15 Apr. (EUROPE PRESS) –
The International Committee of the Red Cross (ICRC) has reported that a total of 357 prisoners have been released this Saturday, the second day of the prisoner exchange process between the Yemeni government and the Huthi insurgency.
“All release operations are now complete and there are a total of 357 prisoners transferred,” the ICRC explained in a message posted on Twitter. “Tomorrow we will continue facilitating the release of more prisoners,” he pointed out.
This exchange is the result of negotiations with the Saudi and Omani delegation that arrived in the country last weekend, which was a turning point in the bloody war that has been devastating the country for a decade.
A first plane has transported 120 prisoners from Abha, in Saudi Arabia, to Sanaa. Two other planes have transferred 60 prisoners from the Saudi capital, Riyadh, to Moja, while another flight has taken 20 prisoners from Sanaa to Riyadh.
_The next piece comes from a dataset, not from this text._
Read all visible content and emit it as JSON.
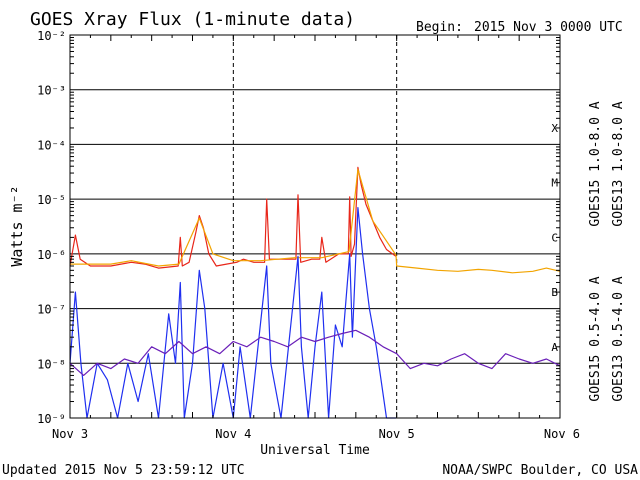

Another flight has taken 117 prisoners from Abha to Sana’a and another flight from Moja has taken 40 prisoners to Sana’a.
On Friday, a first flight with 125 people left Aden, seat of the recognized government of Yemen, in the direction of Sanaa, under insurgent control, while another 35 people have taken the opposite route. Shortly after, another 124 people were transferred from Aden to Sanaa and 34 in the opposite direction.
The prisoner exchange, which involves the exchange of approximately 900 people, began on Friday several days late after an agreement was reached on March 20 in the Swiss capital Bern at a meeting co-chaired by the ICRC together with the office of the special envoy of the United Nations Secretary General for Yemen, Hans Grundberg.
The war in Yemen has ended up plunging what was one of the poorest countries in the world into the worst humanitarian catastrophe at present, according to the United Nations. More than 21 million Yemenis – two thirds of the population – will need humanitarian aid this year and 17 million of them will need to receive it urgently to survive.
The conflict has left almost 380,000 dead -more than 85,000 of them children-, either due to the fighting or hunger and disease, to which four million displaced people must be added, according to data considered by the agencies of the UN.